Human language offers a unique unconstrained approach to probe through questions and reason through answers about social situations. This unconstrained approach extends previous attempts to model social intelligence through numeric supervision (e.g. sentiment and emotions labels). Social-IQ, is an unconstrained benchmark designed to train and evaluate socially intelligent technologies. By providing a rich source of open-ended questions and answers, Social-IQ opens the door to explainable social intelligence. The dataset contains rigorously annotated and validated videos, questions and answers, as well as annotations for the complexity level of each question and answer. Social-IQ contains 1,250 natural in-the-wild social situations, 7,500 questions and 52,500 correct and incorrect answers. Although humans can reason about social situations with very high accuracy (95.08%), existing state-of-the-art computational models struggle on this task.
Question Statistics: The Social-IQ dataset contains a total of 7500 questions (6 per video). Figure 2 (a) demonstrates the distribution of question length in terms of number of words. The average length of questions in Social-IQ is 10.87 words. Figure 2 (c) shows the different question types in the Social-IQ dataset. Questions starting with why and how, which often require causal reasoning, are the largest group of questions in Social-IQ. This is a unique feature of the Social-IQ dataset and a distinguishing factor of Social-IQ from other multimodal QA datasets (which commonly have what (object) and who questions as the most common). Figure 2 (e) demonstrates the distribution of complexity across questions of the Social-IQ. Majority of the dataset consists of advanced and intermediate questions (with almost equal share between the two) while easy questions share a small portion of the dataset. The distribution of question types and complexity levels in Social-IQ demonstrates the challenging nature of the dataset.

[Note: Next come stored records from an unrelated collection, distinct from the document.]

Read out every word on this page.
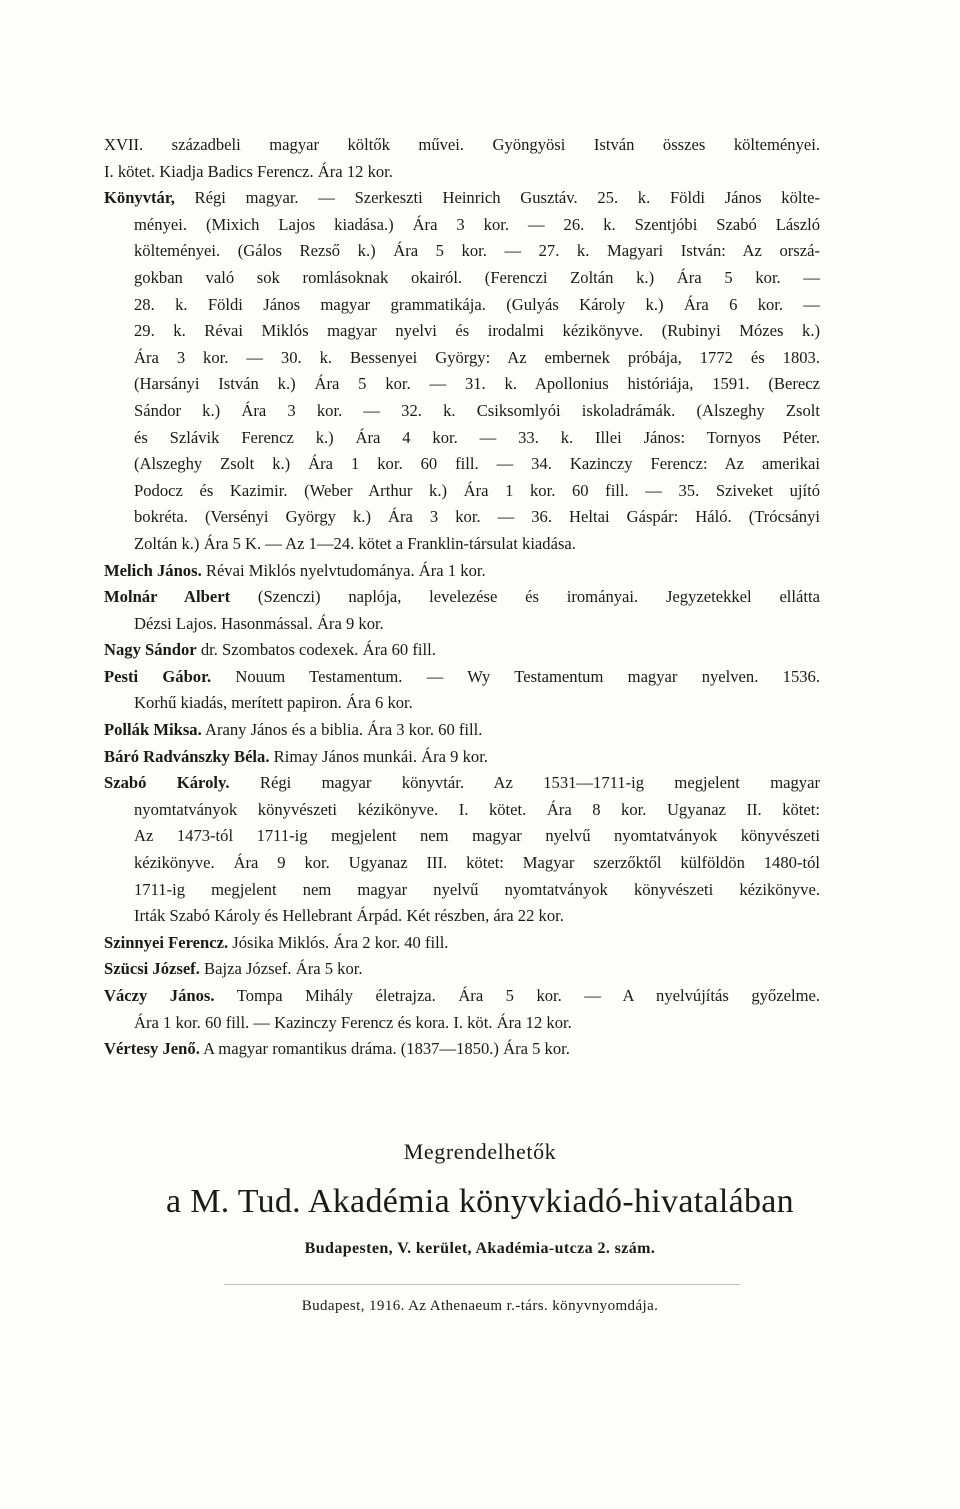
XVII. századbeli magyar költők művei. Gyöngyösi István összes költeményei.
I. kötet. Kiadja Badics Ferencz. Ára 12 kor.
Könyvtár, Régi magyar. — Szerkeszti Heinrich Gusztáv. 25. k. Földi János költe-
ményei. (Mixich Lajos kiadása.) Ára 3 kor. — 26. k. Szentjóbi Szabó László
költeményei. (Gálos Rezső k.) Ára 5 kor. — 27. k. Magyari István: Az orszá-
gokban való sok romlásoknak okairól. (Ferenczi Zoltán k.) Ára 5 kor. —
28. k. Földi János magyar grammatikája. (Gulyás Károly k.) Ára 6 kor. —
29. k. Révai Miklós magyar nyelvi és irodalmi kézikönyve. (Rubinyi Mózes k.)
Ára 3 kor. — 30. k. Bessenyei György: Az embernek próbája, 1772 és 1803.
(Harsányi István k.) Ára 5 kor. — 31. k. Apollonius históriája, 1591. (Berecz
Sándor k.) Ára 3 kor. — 32. k. Csiksomlyói iskoladrámák. (Alszeghy Zsolt
és Szlávik Ferencz k.) Ára 4 kor. — 33. k. Illei János: Tornyos Péter.
(Alszeghy Zsolt k.) Ára 1 kor. 60 fill. — 34. Kazinczy Ferencz: Az amerikai
Podocz és Kazimir. (Weber Arthur k.) Ára 1 kor. 60 fill. — 35. Sziveket ujító
bokréta. (Versényi György k.) Ára 3 kor. — 36. Heltai Gáspár: Háló. (Trócsányi
Zoltán k.) Ára 5 K. — Az 1—24. kötet a Franklin-társulat kiadása.
Melich János. Révai Miklós nyelvtudománya. Ára 1 kor.
Molnár Albert (Szenczi) naplója, levelezése és irományai. Jegyzetekkel ellátta
Dézsi Lajos. Hasonmással. Ára 9 kor.
Nagy Sándor dr. Szombatos codexek. Ára 60 fill.
Pesti Gábor. Nouum Testamentum. — Wy Testamentum magyar nyelven. 1536.
Korhű kiadás, merített papiron. Ára 6 kor.
Pollák Miksa. Arany János és a biblia. Ára 3 kor. 60 fill.
Báró Radvánszky Béla. Rimay János munkái. Ára 9 kor.
Szabó Károly. Régi magyar könyvtár. Az 1531—1711-ig megjelent magyar
nyomtatványok könyvészeti kézikönyve. I. kötet. Ára 8 kor. Ugyanaz II. kötet:
Az 1473-tól 1711-ig megjelent nem magyar nyelvű nyomtatványok könyvészeti
kézikönyve. Ára 9 kor. Ugyanaz III. kötet: Magyar szerzőktől külföldön 1480-tól
1711-ig megjelent nem magyar nyelvű nyomtatványok könyvészeti kézikönyve.
Irták Szabó Károly és Hellebrant Árpád. Két részben, ára 22 kor.
Szinnyei Ferencz. Jósika Miklós. Ára 2 kor. 40 fill.
Szücsi József. Bajza József. Ára 5 kor.
Váczy János. Tompa Mihály életrajza. Ára 5 kor. — A nyelvújítás győzelme.
Ára 1 kor. 60 fill. — Kazinczy Ferencz és kora. I. köt. Ára 12 kor.
Vértesy Jenő. A magyar romantikus dráma. (1837—1850.) Ára 5 kor.
Megrendelhetők
a M. Tud. Akadémia könyvkiadó-hivatalában
Budapesten, V. kerület, Akadémia-utcza 2. szám.
Budapest, 1916. Az Athenaeum r.-társ. könyvnyomdája.
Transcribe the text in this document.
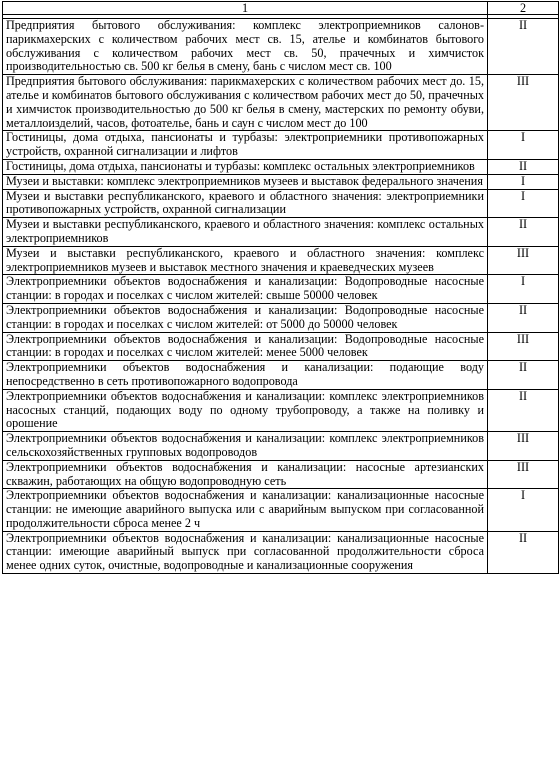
1	2

Предприятия бытового обслуживания: комплекс электроприемников салонов-парикмахерских с количеством рабочих мест св. 15, ателье и комбинатов бытового обслуживания с количеством рабочих мест св. 50, прачечных и химчисток производительностью св. 500 кг белья в смену, бань с числом мест св. 100	II
Предприятия бытового обслуживания: парикмахерских с количеством рабочих мест до. 15, ателье и комбинатов бытового обслуживания с количеством рабочих мест до 50, прачечных и химчисток производительностью до 500 кг белья в смену, мастерских по ремонту обуви, металлоизделий, часов, фотоателье, бань и саун с числом мест до 100	III
Гостиницы, дома отдыха, пансионаты и турбазы: электроприемники противопожарных устройств, охранной сигнализации и лифтов	I
Гостиницы, дома отдыха, пансионаты и турбазы: комплекс остальных электроприемников	II
Музеи и выставки: комплекс электроприемников музеев и выставок федерального значения	I
Музеи и выставки республиканского, краевого и областного значения: электроприемники противопожарных устройств, охранной сигнализации	I
Музеи и выставки республиканского, краевого и областного значения: комплекс остальных электроприемников	II
Музеи и выставки республиканского, краевого и областного значения: комплекс электроприемников музеев и выставок местного значения и краеведческих музеев	III
Электроприемники объектов водоснабжения и канализации: Водопроводные насосные станции: в городах и поселках с числом жителей: свыше 50000 человек	I
Электроприемники объектов водоснабжения и канализации: Водопроводные насосные станции: в городах и поселках с числом жителей: от 5000 до 50000 человек	II
Электроприемники объектов водоснабжения и канализации: Водопроводные насосные станции: в городах и поселках с числом жителей: менее 5000 человек	III
Электроприемники объектов водоснабжения и канализации: подающие воду непосредственно в сеть противопожарного водопровода	II
Электроприемники объектов водоснабжения и канализации: комплекс электроприемников насосных станций, подающих воду по одному трубопроводу, а также на поливку и орошение	II
Электроприемники объектов водоснабжения и канализации: комплекс электроприемников сельскохозяйственных групповых водопроводов	III
Электроприемники объектов водоснабжения и канализации: насосные артезианских скважин, работающих на общую водопроводную сеть	III
Электроприемники объектов водоснабжения и канализации: канализационные насосные станции: не имеющие аварийного выпуска или с аварийным выпуском при согласованной продолжительности сброса менее 2 ч	I
Электроприемники объектов водоснабжения и канализации: канализационные насосные станции: имеющие аварийный выпуск при согласованной продолжительности сброса менее одних суток, очистные, водопроводные и канализационные сооружения	II
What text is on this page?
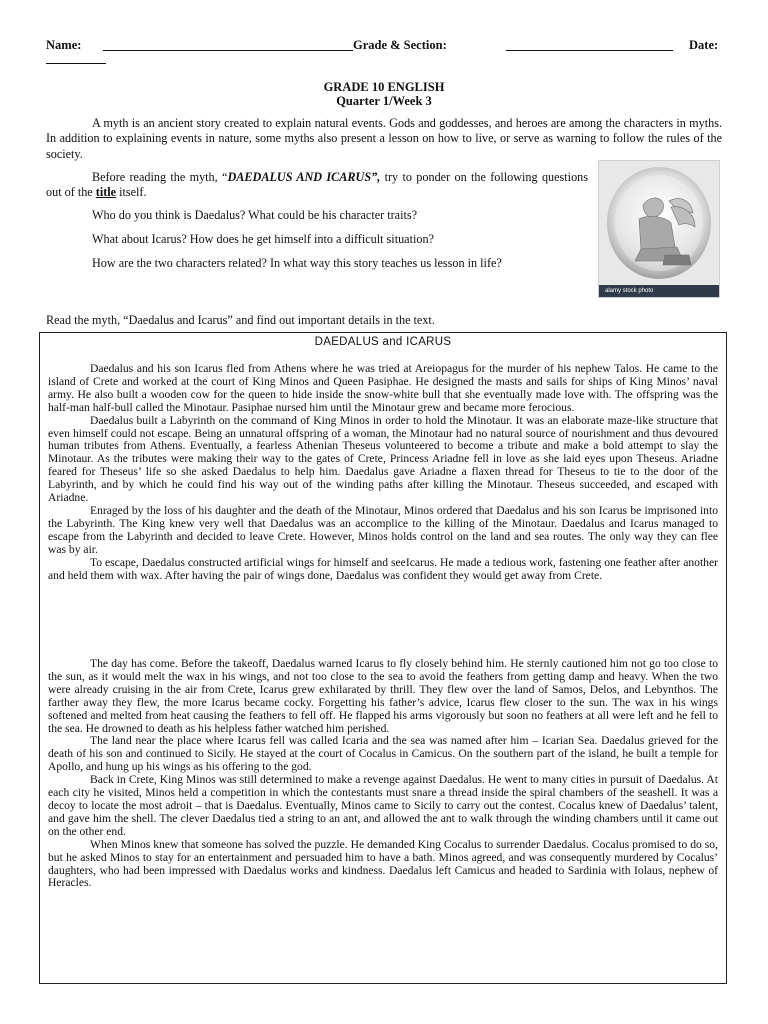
Name:	Grade & Section:	Date:
GRADE 10 ENGLISH
Quarter 1/Week 3
A myth is an ancient story created to explain natural events. Gods and goddesses, and heroes are among the characters in myths. In addition to explaining events in nature, some myths also present a lesson on how to live, or serve as warning to follow the rules of the society.
Before reading the myth, “DAEDALUS AND ICARUS”, try to ponder on the following questions out of the title itself.
Who do you think is Daedalus? What could be his character traits?
What about Icarus? How does he get himself into a difficult situation?
How are the two characters related? In what way this story teaches us lesson in life?
alamy stock photo
Read the myth, “Daedalus and Icarus” and find out important details in the text.
DAEDALUS and ICARUS

Daedalus and his son Icarus fled from Athens where he was tried at Areiopagus for the murder of his nephew Talos. He came to the island of Crete and worked at the court of King Minos and Queen Pasiphae. He designed the masts and sails for ships of King Minos’ naval army. He also built a wooden cow for the queen to hide inside the snow-white bull that she eventually made love with. The offspring was the half-man half-bull called the Minotaur. Pasiphae nursed him until the Minotaur grew and became more ferocious.

Daedalus built a Labyrinth on the command of King Minos in order to hold the Minotaur. It was an elaborate maze-like structure that even himself could not escape. Being an unnatural offspring of a woman, the Minotaur had no natural source of nourishment and thus devoured human tributes from Athens. Eventually, a fearless Athenian Theseus volunteered to become a tribute and make a bold attempt to slay the Minotaur. As the tributes were making their way to the gates of Crete, Princess Ariadne fell in love as she laid eyes upon Theseus. Ariadne feared for Theseus’ life so she asked Daedalus to help him. Daedalus gave Ariadne a flaxen thread for Theseus to tie to the door of the Labyrinth, and by which he could find his way out of the winding paths after killing the Minotaur. Theseus succeeded, and escaped with Ariadne.

Enraged by the loss of his daughter and the death of the Minotaur, Minos ordered that Daedalus and his son Icarus be imprisoned into the Labyrinth. The King knew very well that Daedalus was an accomplice to the killing of the Minotaur. Daedalus and Icarus managed to escape from the Labyrinth and decided to leave Crete. However, Minos holds control on the land and sea routes. The only way they can flee was by air.

To escape, Daedalus constructed artificial wings for himself and seeIcarus. He made a tedious work, fastening one feather after another and held them with wax. After having the pair of wings done, Daedalus was confident they would get away from Crete.

The day has come. Before the takeoff, Daedalus warned Icarus to fly closely behind him. He sternly cautioned him not go too close to the sun, as it would melt the wax in his wings, and not too close to the sea to avoid the feathers from getting damp and heavy. When the two were already cruising in the air from Crete, Icarus grew exhilarated by thrill. They flew over the land of Samos, Delos, and Lebynthos. The farther away they flew, the more Icarus became cocky. Forgetting his father’s advice, Icarus flew closer to the sun. The wax in his wings softened and melted from heat causing the feathers to fell off. He flapped his arms vigorously but soon no feathers at all were left and he fell to the sea. He drowned to death as his helpless father watched him perished.

The land near the place where Icarus fell was called Icaria and the sea was named after him – Icarian Sea. Daedalus grieved for the death of his son and continued to Sicily. He stayed at the court of Cocalus in Camicus. On the southern part of the island, he built a temple for Apollo, and hung up his wings as his offering to the god.

Back in Crete, King Minos was still determined to make a revenge against Daedalus. He went to many cities in pursuit of Daedalus. At each city he visited, Minos held a competition in which the contestants must snare a thread inside the spiral chambers of the seashell. It was a decoy to locate the most adroit – that is Daedalus. Eventually, Minos came to Sicily to carry out the contest. Cocalus knew of Daedalus’ talent, and gave him the shell. The clever Daedalus tied a string to an ant, and allowed the ant to walk through the winding chambers until it came out on the other end.

When Minos knew that someone has solved the puzzle. He demanded King Cocalus to surrender Daedalus. Cocalus promised to do so, but he asked Minos to stay for an entertainment and persuaded him to have a bath. Minos agreed, and was consequently murdered by Cocalus’ daughters, who had been impressed with Daedalus works and kindness. Daedalus left Camicus and headed to Sardinia with Iolaus, nephew of Heracles.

Answer Statistics: Social-IQ contains a total of 30,000 correct (4 per question) and 22,500 (3 per question) incorrect answers. Figure 2 (b) demonstrates the distribution of word length for answers in the Social-IQ dataset. Both the correct (green) and incorrect (red) answers follow similar distribution. On average, there are a total of 10.46 words per answer in Social-IQ. This is also a unique characteristic of the Social-IQ dataset since the average answer length is longer than other multimodal QA datasets (with average length between 1.24 to 5.3 words). The long average length demonstrates the level of detail included in Social-IQ answers. Presence of multiple correct answers in the Social-IQ dataset allows for modeling diversity and subjectivity across annotators in cases where multiple explanations are correct for a certain question. Furthermore, having multiple correct answers enables answer generation tasks (which often require multiple correct answers for successful evaluation).
Multimedia Statistics: Social-IQ dataset consists of a total of 1,250 videos from YouTube. Figure 2 (f) demonstrates an overview of categories of the videos in Social-IQ. There is a total of 1,239 minutes of annotated video content (across 10,529 minutes of full videos). Figure 2 (d) shows the distribution of number of characters in videos. All the videos in the Social-IQ dataset contain manual transcriptions with detailed timestamps.
Acquiring the data
The data will be released as a part of our CMU Multimodal SDK (https://github.com/A2Zadeh/CMU-MultimodalSDK). To download all the processed data, simply use:
>>> from mmsdk import mmdatasdk >>> socialiq_highlevel=mmdatasdk.mmdataset(mmdatasdk.socialiq.highlevel,'socialiq/') >>> folds=mmdatasdk.socialiq.standard_train_fold,mmdatasdk.socialiq.standard_valid_fold
Social-IQ 1.0 has no public test data, since the test set will be used for challenges and workshops. However, we are releasing a public test set here. This public test is different than the challenge test set, which the original paper reports results on. To submit to challenge test set, please contact us by email.
You can also download the raw data here
Running the Tensor-MFN code
Please find the code in the code folder. First run the dl_and_align.py to download the dataset. Subsequently, run the tmfn_bert.py.